CVE-2025-64465 is an out-of-bounds read vulnerability classified under CWE-125 found in National Instruments (NI) LabVIEW software, specifically within the lvre!DataSizeTDR() function responsible for parsing VI (Virtual Instrument) files. The vulnerability arises when LabVIEW processes a corrupted or specially crafted VI file, leading to an out-of-bounds memory read. This can result in the disclosure of sensitive information or, more critically, enable arbitrary code execution due to memory corruption. The flaw affects NI LabVIEW versions up to and including 2025 Q3 (25.3) and prior releases such as 23.1.0, 24.1.0, and 25.1.0. Exploitation requires an attacker to convince a user to open a malicious VI file, implying user interaction is necessary but no prior authentication or elevated privileges are required. The CVSS v3.1 base score of 7.8 reflects high impact on confidentiality, integrity, and availability, with low attack complexity and no privileges required. Although no known exploits have been reported in the wild, the vulnerability's nature makes it a significant risk, especially in environments where LabVIEW is used for critical engineering, automation, or research tasks. The lack of an official patch at the time of disclosure necessitates immediate risk mitigation strategies.

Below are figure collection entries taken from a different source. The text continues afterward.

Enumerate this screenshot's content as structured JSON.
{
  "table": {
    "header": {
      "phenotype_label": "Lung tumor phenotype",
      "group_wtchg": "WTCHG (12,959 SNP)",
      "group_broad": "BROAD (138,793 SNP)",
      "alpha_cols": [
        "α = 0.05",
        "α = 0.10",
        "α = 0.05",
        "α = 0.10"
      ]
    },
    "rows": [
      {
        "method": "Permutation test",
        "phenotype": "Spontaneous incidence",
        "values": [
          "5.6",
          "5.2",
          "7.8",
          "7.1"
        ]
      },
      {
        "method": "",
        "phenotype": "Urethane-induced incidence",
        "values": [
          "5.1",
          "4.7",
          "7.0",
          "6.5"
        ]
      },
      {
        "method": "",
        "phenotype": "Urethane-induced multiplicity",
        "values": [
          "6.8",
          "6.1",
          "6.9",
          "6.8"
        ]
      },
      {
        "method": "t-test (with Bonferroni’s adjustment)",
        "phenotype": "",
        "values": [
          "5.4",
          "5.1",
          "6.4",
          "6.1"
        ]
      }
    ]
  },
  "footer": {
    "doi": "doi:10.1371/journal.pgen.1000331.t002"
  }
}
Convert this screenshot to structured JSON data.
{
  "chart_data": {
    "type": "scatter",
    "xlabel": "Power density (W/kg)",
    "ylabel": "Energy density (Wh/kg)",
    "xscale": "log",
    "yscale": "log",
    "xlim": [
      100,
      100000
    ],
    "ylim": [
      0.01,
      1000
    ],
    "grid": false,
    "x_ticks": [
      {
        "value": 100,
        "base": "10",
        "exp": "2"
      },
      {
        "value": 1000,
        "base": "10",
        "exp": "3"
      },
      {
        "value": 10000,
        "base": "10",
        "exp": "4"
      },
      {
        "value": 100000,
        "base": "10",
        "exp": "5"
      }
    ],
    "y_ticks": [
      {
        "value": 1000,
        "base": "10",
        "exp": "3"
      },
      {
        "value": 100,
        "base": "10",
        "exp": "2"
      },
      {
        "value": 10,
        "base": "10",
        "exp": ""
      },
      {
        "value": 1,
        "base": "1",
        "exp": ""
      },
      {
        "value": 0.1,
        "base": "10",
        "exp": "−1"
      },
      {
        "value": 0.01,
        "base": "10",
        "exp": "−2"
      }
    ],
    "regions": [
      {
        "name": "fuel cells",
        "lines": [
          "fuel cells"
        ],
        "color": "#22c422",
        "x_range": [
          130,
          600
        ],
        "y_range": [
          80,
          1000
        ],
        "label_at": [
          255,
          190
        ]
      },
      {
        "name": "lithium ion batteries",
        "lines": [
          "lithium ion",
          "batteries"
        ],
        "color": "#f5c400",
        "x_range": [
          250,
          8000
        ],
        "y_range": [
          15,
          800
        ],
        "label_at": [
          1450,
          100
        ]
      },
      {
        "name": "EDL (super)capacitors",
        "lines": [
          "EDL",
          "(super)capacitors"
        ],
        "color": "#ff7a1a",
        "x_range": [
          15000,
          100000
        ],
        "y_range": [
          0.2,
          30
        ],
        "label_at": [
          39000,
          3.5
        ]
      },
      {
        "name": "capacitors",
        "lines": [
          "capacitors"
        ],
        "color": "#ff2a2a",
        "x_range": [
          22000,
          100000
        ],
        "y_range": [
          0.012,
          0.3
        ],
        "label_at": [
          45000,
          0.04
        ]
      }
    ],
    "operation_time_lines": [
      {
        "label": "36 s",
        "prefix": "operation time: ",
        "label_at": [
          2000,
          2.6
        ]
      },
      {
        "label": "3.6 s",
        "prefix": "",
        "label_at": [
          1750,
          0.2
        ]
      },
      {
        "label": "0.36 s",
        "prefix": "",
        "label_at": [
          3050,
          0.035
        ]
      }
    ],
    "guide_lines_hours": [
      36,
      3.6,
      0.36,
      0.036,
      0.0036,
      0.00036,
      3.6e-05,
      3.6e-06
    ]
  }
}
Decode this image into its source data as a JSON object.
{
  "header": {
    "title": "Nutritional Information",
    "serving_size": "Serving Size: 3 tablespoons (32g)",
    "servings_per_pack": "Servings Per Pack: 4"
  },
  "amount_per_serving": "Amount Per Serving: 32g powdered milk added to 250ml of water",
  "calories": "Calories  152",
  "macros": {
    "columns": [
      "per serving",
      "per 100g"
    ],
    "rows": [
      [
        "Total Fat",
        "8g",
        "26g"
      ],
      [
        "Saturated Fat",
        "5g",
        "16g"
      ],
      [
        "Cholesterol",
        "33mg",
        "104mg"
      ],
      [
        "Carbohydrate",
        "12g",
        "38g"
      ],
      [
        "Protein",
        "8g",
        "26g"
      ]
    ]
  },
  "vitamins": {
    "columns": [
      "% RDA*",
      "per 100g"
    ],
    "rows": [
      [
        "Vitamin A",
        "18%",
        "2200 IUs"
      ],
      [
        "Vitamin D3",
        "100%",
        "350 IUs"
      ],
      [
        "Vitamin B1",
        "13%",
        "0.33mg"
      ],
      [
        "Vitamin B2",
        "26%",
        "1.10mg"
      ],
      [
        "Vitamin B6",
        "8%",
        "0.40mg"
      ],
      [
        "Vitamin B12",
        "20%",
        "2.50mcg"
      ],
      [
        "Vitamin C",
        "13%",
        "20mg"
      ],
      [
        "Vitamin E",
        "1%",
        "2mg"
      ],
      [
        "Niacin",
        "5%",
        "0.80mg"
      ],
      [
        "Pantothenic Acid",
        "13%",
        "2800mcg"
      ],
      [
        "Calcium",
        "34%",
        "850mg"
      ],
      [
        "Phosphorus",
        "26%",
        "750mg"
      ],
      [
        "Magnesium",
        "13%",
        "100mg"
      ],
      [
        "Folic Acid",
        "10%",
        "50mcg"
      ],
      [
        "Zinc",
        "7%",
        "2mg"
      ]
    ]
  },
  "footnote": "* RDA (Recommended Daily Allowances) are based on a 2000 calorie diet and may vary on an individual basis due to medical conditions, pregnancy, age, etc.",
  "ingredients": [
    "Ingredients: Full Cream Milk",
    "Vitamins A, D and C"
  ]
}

For European organizations, the impact of CVE-2025-64465 can be substantial, particularly in sectors relying heavily on NI LabVIEW for industrial automation, manufacturing process control, research and development, and embedded system design. Successful exploitation could lead to unauthorized disclosure of sensitive design data or intellectual property, undermining confidentiality. Arbitrary code execution could allow attackers to manipulate or disrupt critical operational technology systems, threatening integrity and availability. This could result in production downtime, safety hazards, or compromised product quality. Given the widespread use of LabVIEW in European engineering firms, automotive manufacturers, and research institutions, the vulnerability could facilitate targeted attacks by threat actors seeking industrial espionage or sabotage. The requirement for user interaction limits mass exploitation but does not eliminate risk, especially in environments with lax security awareness or insufficient file validation controls.

1. Implement strict policies to restrict opening VI files from untrusted or unknown sources, including email attachments and external downloads. 2. Educate users on the risks of opening unsolicited or suspicious VI files and promote awareness of this specific vulnerability. 3. Employ network segmentation to isolate systems running LabVIEW from general user networks, reducing the attack surface. 4. Use endpoint protection solutions capable of detecting anomalous behaviors associated with memory corruption or exploitation attempts. 5. Monitor for unusual LabVIEW process activity or crashes that could indicate exploitation attempts. 6. Coordinate with NI for timely updates and apply patches as soon as they become available. 7. Consider implementing file integrity monitoring on VI files to detect unauthorized modifications. 8. Where possible, sandbox LabVIEW environments or use virtual machines to contain potential exploitation impacts. 9. Review and harden LabVIEW configuration settings to minimize exposure to malformed files. 10. Maintain an incident response plan tailored to industrial control system compromises involving LabVIEW.